Pour revenir à l’aspect formel de L’Inavouable, ce texte, est comme les deux autres, conçu comme un « récit
».
Le choix générique est certes largement
judicieux, car nulle part M. Loakira n’a autant exercé ses
qualités de prosateur narrateur. Dans cette histoire de
désordre et de désastre personnels, le récit
est, comme l’a montré P. Ricoeur, la forme artistique qui
permet de créer un « monde habitable » dans un
univers réel ici totalement déboussolant. Dans son
ambiguïté (autobiographie à la 3ème personne,
fiction autobiographique ou fiction romanesque ?), la
dénomination « récit
» a l’avantage de laisser à chaque lecteur, selon les
liens et les affinités qu’il a avec l’auteur ou l’œuvre, de le
recevoir comme il lui convient. Mais il est clair que le texte de ce
« récit »
est écrit selon un mode énonciatif qui fait appel
quasiment au seul « discours » (versus « récit
») au sens de Benveniste (à part quelques excursus qui
font appel à une mise en retrait imaginaire ou mémoriel
signifiante), ce qui crée une implication constante d’une part
du narrateur (auteur ?) avec son personnage, et d’autre part d’une
relation étroite entre l’auteur et le lecteur comme s’il
s’agissait d’un journal intime viscéral (réel ou
fictionnel) dont l’aveu ne peut qu’être partagé dans
l’intimité : d’emblée par l’emploi des temps du «
discours » (en particulier du présent de l’indicatif), du
« discours indirect libre » dominant, et d’une syntaxe
d’énoncés bruts comme spontanément livrés
« au tout venant », l’ensemble des instances narratives
(auteur, narrateur, personnage, lecteur) se trouvent impliqués
dans une même histoire qui donne l’impression d’être
à la fois racontée en même temps que vécue.

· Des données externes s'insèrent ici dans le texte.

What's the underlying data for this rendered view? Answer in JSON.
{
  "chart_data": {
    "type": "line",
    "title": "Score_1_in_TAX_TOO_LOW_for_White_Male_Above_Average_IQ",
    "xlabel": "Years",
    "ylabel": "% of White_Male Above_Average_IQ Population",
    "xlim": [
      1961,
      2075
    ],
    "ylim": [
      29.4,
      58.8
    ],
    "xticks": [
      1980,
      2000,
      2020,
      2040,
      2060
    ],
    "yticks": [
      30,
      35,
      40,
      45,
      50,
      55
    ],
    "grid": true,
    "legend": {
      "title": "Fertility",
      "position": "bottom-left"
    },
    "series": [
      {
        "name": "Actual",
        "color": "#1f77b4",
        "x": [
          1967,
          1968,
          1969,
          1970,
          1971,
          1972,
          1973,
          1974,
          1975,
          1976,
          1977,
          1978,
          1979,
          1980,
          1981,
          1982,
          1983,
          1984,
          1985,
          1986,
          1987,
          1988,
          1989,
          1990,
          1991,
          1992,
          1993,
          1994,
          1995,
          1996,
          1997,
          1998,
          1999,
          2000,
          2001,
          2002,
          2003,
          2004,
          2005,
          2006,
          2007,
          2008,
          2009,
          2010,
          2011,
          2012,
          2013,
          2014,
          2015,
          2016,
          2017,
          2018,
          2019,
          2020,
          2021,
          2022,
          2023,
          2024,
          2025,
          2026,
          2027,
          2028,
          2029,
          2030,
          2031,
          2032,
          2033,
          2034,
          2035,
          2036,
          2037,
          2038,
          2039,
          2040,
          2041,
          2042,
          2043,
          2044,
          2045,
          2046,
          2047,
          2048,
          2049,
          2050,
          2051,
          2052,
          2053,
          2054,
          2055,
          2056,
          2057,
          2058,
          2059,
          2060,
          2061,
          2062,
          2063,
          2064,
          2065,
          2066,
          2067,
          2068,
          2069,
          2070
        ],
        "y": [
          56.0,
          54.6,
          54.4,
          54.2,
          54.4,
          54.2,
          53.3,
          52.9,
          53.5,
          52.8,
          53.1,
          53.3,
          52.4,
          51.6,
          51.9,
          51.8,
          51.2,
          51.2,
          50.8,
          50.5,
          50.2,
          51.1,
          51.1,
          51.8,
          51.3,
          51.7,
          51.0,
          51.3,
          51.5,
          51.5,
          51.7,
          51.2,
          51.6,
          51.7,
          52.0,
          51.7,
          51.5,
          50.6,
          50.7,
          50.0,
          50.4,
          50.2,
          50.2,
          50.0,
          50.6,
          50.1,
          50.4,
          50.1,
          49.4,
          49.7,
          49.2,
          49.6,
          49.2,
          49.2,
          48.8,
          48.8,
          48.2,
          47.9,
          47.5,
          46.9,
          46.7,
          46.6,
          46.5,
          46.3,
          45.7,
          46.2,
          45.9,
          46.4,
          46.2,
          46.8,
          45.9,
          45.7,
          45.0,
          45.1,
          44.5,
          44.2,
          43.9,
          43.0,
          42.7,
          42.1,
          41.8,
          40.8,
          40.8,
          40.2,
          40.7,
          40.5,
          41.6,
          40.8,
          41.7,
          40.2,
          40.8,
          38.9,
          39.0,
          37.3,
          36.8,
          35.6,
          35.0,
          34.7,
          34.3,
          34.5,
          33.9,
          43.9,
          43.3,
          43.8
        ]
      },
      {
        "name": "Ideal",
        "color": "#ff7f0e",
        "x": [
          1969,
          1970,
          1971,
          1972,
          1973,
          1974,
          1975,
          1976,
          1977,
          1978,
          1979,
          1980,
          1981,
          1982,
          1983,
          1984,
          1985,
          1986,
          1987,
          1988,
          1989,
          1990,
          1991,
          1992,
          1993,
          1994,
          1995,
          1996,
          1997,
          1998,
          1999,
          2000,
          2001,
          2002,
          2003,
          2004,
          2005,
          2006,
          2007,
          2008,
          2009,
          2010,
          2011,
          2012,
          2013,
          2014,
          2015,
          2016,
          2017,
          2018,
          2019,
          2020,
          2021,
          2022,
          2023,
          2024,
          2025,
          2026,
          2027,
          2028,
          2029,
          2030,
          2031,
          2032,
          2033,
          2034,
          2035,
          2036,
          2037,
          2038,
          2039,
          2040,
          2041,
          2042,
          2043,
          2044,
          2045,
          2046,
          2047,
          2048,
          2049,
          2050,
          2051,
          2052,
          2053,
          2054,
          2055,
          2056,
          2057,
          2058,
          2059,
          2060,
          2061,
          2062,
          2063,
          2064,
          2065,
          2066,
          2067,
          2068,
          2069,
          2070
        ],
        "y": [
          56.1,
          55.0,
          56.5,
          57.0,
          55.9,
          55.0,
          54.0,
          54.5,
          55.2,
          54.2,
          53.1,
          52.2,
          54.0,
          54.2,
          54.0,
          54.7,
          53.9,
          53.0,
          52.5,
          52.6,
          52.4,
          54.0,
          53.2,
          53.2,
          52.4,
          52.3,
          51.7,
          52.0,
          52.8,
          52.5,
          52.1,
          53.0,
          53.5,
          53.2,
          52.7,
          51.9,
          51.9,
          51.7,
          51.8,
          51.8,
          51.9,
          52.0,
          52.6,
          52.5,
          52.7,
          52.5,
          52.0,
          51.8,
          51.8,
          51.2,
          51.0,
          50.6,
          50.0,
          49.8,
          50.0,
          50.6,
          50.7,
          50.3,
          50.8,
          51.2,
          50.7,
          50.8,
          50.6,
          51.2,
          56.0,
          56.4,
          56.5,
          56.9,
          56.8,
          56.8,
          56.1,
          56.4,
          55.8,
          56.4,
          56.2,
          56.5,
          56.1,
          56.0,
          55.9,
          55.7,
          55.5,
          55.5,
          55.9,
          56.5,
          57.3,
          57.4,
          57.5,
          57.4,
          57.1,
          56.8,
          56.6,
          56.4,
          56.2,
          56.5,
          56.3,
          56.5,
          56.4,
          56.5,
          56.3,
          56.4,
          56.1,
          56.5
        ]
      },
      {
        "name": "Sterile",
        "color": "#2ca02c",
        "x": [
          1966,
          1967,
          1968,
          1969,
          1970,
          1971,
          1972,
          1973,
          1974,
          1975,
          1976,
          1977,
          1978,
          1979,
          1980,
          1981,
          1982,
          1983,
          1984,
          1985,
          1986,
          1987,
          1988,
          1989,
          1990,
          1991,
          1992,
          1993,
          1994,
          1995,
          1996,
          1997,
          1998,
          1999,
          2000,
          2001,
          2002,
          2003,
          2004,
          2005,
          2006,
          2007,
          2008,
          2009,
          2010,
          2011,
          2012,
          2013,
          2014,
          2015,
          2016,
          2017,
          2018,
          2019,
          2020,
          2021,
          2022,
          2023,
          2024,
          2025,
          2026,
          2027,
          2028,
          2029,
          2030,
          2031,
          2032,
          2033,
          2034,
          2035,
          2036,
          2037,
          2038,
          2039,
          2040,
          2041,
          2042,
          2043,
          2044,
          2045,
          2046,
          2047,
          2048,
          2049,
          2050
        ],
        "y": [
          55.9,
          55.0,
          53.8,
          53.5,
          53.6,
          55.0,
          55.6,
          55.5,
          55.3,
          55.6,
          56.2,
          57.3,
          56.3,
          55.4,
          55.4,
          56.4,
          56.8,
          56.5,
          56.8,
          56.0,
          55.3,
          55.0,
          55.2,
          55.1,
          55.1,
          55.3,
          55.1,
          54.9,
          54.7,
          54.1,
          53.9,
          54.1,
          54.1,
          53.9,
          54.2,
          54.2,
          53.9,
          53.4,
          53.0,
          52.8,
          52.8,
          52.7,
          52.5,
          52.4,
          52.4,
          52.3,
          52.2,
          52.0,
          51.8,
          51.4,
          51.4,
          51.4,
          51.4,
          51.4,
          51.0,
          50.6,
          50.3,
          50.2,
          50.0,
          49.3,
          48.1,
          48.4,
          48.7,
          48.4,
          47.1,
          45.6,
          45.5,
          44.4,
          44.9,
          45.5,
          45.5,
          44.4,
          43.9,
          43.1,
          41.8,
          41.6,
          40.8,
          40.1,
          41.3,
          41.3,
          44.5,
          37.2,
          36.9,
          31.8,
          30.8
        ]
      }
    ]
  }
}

L’écrivain a su, dans sa maîtrise élégante
et ludique de la langue française, trouvé un style
nouveau parfaitement adapté à une telle expérience
de descente aux enfers, fugitivement traversée par des
éclairs de lumière : lui, qui connaît de longue
date toutes les subtilités de la langue en tant que
poète, sait que la langue est chaque fois une création
nouvelle de l’esthète écrivain, que chaque
expérience d’une telle intensité vécue peut nous
révéler une langue singulière où le lecteur
féru du correctement linguistique et grammatical se trouve
dépaysé. En revanche, tout lecteur capté par la
part de vérité (et de mensonge ludique) de ce texte
trouvera son compte et aimera à lire et relire une prose qui
évoque les grands textes littéraires marquants où
oralité personnelle et écriture originale fusionnent pour
créer le style propre à chaque écrivain. Chez M.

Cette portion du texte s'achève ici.